Collaboration
Development in fields of study, such as cultural studies, feminism, environmentalism, multiculturalism, and postcolonialism, have sought to broaden the field of English in order to include a fuller range of issues that students can write about. These changes have offered positive results for teaching classroom methods, but have "neglected essential connections among curricular, disciplinary, and institutional issues" (Downing 2). It is ironic that the discipline of composition has been adapted to serve precisely the forces it was supposed to protect against. David Downing further analyzes the corporate model of education:
One of the most significant consequences of these academic appropriations of corporate models was that teaching became subordinated to research because it was easier to commodify and manage by standardizing and quantifying disciplinary knowledge production than the quality of teaching. (27-28)
Downing hopes that by making the range of "professional practices more flexible than the focus on disciplinary criteria might otherwise allow," professors will gain some of the autonomy that would enable them to heal the class differences within the profession (34). Some practical implications of what Downing asserts include restructuring the way professors within the department view their coworkers. Academic autobiographies are one manner in which coworkers can see commonalities between their work and others. Rhonda Grego asserts:
...having colleagues recall their particular writing/learning experiences (their frustrations and successes) as students, undergraduate and graduate, perhaps also as young professors, might enable us to better see that the issues Russell relegates to the purely parenthetical--institutional matters of governance, academic freedom, promotion criteria, etc.--are themselves the residue of submerged personal/interpersonal relationships, feelings, and values that provide the powerful (though largely unrecognized and undiscussed) common ground of our lives as academics. Unearthing and collaboratively reconstructing these underlying relationships might lead us to "ways of resolving the history and geography of our lives" that have been ignored by the standard histories of our specialized disciplines. (217)

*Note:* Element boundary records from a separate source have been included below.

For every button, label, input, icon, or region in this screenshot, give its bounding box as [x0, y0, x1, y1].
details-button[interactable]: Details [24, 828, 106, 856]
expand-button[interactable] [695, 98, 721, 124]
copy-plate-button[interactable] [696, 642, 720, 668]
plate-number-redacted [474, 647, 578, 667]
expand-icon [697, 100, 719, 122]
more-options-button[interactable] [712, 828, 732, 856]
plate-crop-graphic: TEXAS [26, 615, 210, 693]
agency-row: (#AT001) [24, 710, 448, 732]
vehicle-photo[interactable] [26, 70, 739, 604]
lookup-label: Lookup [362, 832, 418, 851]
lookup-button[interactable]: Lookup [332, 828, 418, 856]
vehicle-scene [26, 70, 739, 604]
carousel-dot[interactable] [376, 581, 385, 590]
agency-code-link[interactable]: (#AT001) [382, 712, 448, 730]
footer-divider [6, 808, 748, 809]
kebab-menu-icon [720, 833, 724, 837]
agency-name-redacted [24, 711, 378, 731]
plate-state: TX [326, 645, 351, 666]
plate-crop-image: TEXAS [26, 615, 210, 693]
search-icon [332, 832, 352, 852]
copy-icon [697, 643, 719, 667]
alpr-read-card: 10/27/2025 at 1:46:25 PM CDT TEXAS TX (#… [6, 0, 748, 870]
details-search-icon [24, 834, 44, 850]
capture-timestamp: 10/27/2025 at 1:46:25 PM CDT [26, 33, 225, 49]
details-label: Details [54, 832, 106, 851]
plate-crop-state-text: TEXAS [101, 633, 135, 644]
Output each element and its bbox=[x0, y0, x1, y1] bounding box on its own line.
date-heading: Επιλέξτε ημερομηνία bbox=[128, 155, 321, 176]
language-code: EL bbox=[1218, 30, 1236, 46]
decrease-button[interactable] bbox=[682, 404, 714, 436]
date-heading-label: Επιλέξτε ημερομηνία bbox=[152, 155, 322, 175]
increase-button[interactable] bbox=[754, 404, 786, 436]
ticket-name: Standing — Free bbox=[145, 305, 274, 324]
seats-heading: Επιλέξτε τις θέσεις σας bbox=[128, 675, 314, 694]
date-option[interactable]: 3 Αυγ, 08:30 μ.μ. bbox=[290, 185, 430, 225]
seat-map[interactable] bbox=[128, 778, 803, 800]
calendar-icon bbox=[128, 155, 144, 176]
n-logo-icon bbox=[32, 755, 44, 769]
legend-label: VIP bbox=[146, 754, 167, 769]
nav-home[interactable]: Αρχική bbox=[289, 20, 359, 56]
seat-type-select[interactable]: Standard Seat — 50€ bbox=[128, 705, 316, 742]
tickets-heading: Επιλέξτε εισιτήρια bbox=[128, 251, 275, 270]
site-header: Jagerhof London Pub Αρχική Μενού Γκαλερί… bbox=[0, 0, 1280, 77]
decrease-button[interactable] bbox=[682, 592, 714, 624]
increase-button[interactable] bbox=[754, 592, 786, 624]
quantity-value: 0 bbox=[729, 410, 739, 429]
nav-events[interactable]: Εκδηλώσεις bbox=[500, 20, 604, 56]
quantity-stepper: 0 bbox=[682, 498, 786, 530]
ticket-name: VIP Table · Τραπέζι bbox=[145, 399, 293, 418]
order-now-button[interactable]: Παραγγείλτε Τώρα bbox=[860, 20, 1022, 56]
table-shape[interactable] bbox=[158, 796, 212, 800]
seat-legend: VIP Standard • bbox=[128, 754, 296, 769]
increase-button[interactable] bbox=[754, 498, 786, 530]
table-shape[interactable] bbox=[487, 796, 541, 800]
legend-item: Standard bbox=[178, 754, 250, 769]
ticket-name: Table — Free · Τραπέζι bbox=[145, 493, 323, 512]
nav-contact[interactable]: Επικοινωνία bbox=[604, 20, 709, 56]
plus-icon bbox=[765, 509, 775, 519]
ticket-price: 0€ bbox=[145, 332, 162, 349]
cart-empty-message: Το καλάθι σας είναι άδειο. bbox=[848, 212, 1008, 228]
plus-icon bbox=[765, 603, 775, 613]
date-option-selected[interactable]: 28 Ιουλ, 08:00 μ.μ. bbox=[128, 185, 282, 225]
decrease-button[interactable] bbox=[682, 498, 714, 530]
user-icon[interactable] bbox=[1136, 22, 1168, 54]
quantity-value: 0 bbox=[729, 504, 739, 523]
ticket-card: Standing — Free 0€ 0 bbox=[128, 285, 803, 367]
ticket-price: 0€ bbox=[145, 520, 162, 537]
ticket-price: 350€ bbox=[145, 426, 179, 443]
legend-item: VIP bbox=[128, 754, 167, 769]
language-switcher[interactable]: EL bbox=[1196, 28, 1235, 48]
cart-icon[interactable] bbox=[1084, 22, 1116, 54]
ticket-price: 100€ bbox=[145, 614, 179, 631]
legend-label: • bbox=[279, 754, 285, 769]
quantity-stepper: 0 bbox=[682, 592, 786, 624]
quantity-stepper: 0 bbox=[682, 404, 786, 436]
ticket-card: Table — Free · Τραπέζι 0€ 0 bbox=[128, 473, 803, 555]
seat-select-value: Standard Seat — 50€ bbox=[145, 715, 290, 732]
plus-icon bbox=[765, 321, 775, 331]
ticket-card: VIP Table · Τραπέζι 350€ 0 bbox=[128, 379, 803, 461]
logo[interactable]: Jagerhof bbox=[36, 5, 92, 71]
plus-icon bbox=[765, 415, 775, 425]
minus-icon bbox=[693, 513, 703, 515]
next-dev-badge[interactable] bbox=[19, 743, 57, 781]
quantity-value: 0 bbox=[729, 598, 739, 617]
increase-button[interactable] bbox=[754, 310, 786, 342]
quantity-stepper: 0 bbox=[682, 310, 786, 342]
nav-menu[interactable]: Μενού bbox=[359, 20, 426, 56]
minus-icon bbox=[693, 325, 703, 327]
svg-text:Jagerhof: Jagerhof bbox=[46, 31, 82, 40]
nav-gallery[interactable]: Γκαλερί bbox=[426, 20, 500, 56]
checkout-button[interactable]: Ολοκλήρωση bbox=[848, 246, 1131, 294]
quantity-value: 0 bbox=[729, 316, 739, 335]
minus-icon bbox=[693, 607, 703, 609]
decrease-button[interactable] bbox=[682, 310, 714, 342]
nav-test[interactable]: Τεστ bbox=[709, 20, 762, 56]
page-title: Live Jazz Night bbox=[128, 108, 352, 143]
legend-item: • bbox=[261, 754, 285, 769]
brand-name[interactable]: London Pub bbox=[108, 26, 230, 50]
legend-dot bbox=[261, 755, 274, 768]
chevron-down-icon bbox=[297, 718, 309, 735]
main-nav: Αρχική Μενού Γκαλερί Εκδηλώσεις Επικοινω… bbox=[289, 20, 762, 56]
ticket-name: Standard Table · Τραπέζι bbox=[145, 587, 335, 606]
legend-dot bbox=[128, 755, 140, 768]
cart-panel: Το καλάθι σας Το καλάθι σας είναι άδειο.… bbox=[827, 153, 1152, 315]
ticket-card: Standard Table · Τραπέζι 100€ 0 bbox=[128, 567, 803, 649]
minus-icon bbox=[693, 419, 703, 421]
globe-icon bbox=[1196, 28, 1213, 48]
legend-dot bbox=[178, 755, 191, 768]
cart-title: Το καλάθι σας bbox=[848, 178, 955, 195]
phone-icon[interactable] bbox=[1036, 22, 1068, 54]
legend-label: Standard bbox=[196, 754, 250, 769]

This collaborative learning would lead to important guidelines on how to treat one another (governance), a blurring between opinion and knowledge (academic freedom), and how members in the department value each other (tenure and promotion). Another collaborative experiment that professors could implement within their department would be collaborative journals in which composition professors would have a mediator between the idea-driven world of academia and the world of direct experiences and reflections. They could freely write down thoughts without worrying about being published and share new insights with fellow colleagues. This collaboration exercise would de-emphasize the hierarchy of the department and encourage a fundamental change with the structure od education within composition studies. These departmental, collaborative exercises could even be used within the classroom to draw the focus away from grades and emphasize writing in relation to communities and how they realities.
In order to fully develop my thoughts regarding these collaborative implications, I would want to do more research on scholars, such as Sharyn Lowenstein, Elizabeth Chiseri-Strater, Cinthia Gannett, Rhonda Grego, and Victor Villanueva (in regards to portfolio standards for composition students).